Les larmes de Mohamed VI

Avec la mort de Rayan, l’enfant victime d’une tragique erreur médicale dans un hôpital espagnol, le monarque alaouite a donné la vraie dimension de sa personnalité controversée après s’être expressément préoccupé de cette mort alors qu’il ne le fait pas avec les milliers qui meurent toutes les années en essayant de chercher une vie meilleure que celle qu’ils ont dans leur pays.
Ce sont des larmes de crocodile, d’utilisation politique avec lesquelles il essaie de donner une image de la douleur qu’il n’a pas ni à l’intérieur ni à l’extérieur de ses frontières.
Mohamed VI est venu se préoccuper du sujet unique qui n’avait pas besoin de son aide et dont la mort n’était pas de sa responsabilité, mais si suffisamment dramatique et médiatique comme pour que le souverain alaouite essaie d’en profiter pour se couler un bain de l’humanité qu’il n’a pas avec le reste de son peuple. Il ne montre pas non plus la moindre douleur ou de préoccupation par les milliers d’enfants marocains déracinés qui remplissent les centres de mineurs en Andalousie, aux Îles Canaries et ailleurs bien qu’il ait signé et touché l’argent des conventions, payées par l’Espagne et l’UE, pour faciliter l’identification de ses familiers pour pouvoir les rapatrier.
Non seulement ils ne font rien pour que les mineurs reviennent mais ils espèrent que le gouvernement espagnol et les finance, l’Espagne toujours en payant la construction et la dotation de centres de mineurs dans un territoire marocain.
Les gestes du monarque marocain sont toujours intéressés comme lorsqu’ il a invité Zapatero, leader de l’opposition à l’époque et lui a photographié devant une carte du Maroc où Ceuta et Melilla figuraient comme territoire marocain. Il l’a utilisé pour adresser à Aznar une revendication qu’il n’a pas osé lui dire directement .
Le roi du Maroc ne fait rien pour rien. Il a touché de l’Espagne toutes les mesures qu’on lui a proposées pour éviter la sortie de pateras (kayaks). Il a bénéficié d’un matériel abondant pour ce besoin et personne n’ignore qu’ils continuent à sortir.

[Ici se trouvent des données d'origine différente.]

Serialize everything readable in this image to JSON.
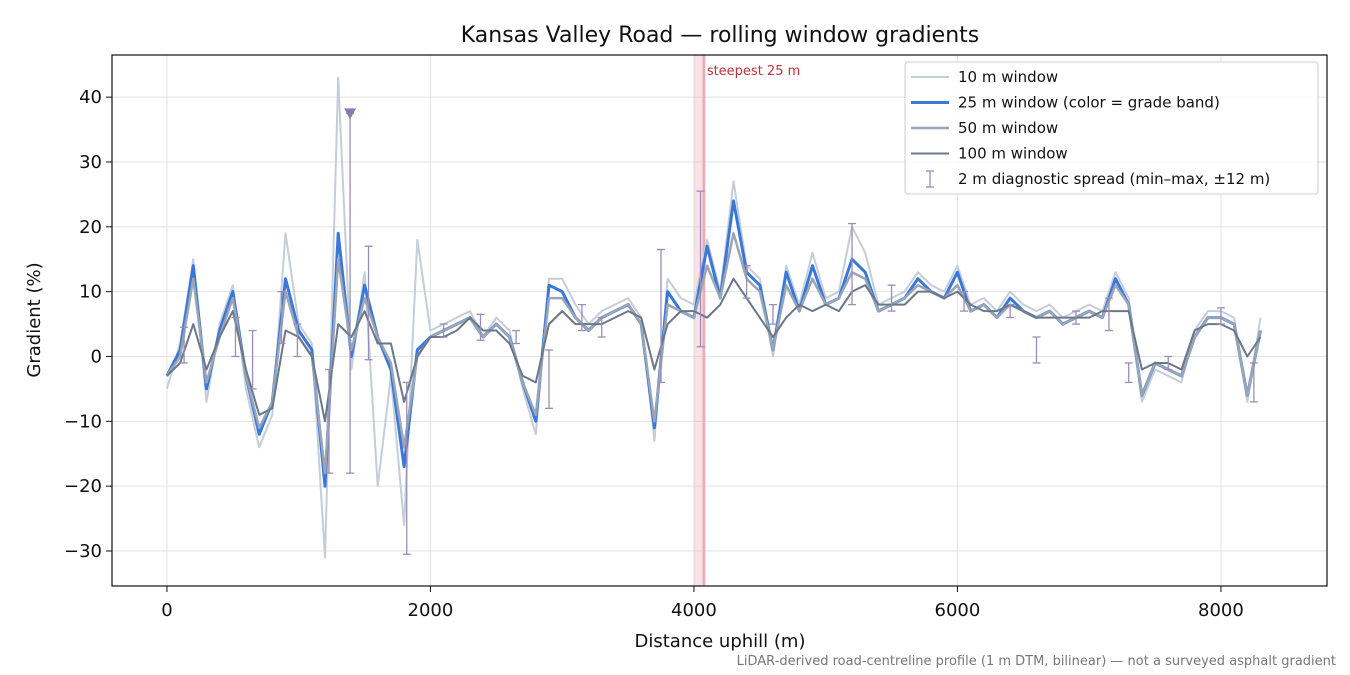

En Espagne, les ONG’s vivent et souffrent des nombreuses tragédies des pateras. Elles n’arrêtent pas d’exiger au gouvernement espagnol et à l’UE de mettre plus de moyens pour les éviter et pour donner une aide humanitaire efficace et plus rapide. Elles s’occupent de l’accueil des mineurs, de leur éducation et de leur formation. Ils donnent du travail et du bien-être à une grande partie des arrivants. Mais ils n’arrêtent pas de se demander ce que le roi du Maroc fait pour ses compatriotes et pour les sub-sahariens. Il ne fait rien pour empêcher le calvaire qu’il subissent durant la traversée par terre jusqu’aux côtes. Il leur permet quelques sorties suicidaires et empoche de l’argent de l’Espagne pour lutter contre leur sortie. Les maffias de l’immigration ne trouvent pas d’empêchement et aussi elles paient.
Ces ONG’s n’ont jamais entendu quelqu’un réclamer les corps des morts qui restent en Espagne. Mais il y e a eu un, seulement un, celui de Rayan, qui a mérité l’attention du roi . L’on se demande s’il a tiré du profit de ce geste. Un geste méprisable.
Le 30 juillet, le Maroc célébrera 10 ans de l’intronisation de Mohamed VI, qui a suscité tant d’attentes dans son moment. Le bilan le plus optimiste ne cache pas le taux de pauvreté qui est passé à 18,1%. Selon l’ONU, le Maroc occupe la 108ème position, de par sa richesse par habitant. et ce qui est pire encore, c’est que la dette extérieure marocaine a augmenté de 10% par rapport à 2007 pour atteindre la somme de 16,6 milliards de dollars, alors que la fortune du roi Mohamed VI a été multipliée par deux depuis 2007 et par cinq depuis l’an 2000. Tout cela malgré l’immense fortune ramassée des richesses naturelles spoliées dans les côtes atlantiques et dans les gisements de phosphates, au Sahara Occidental.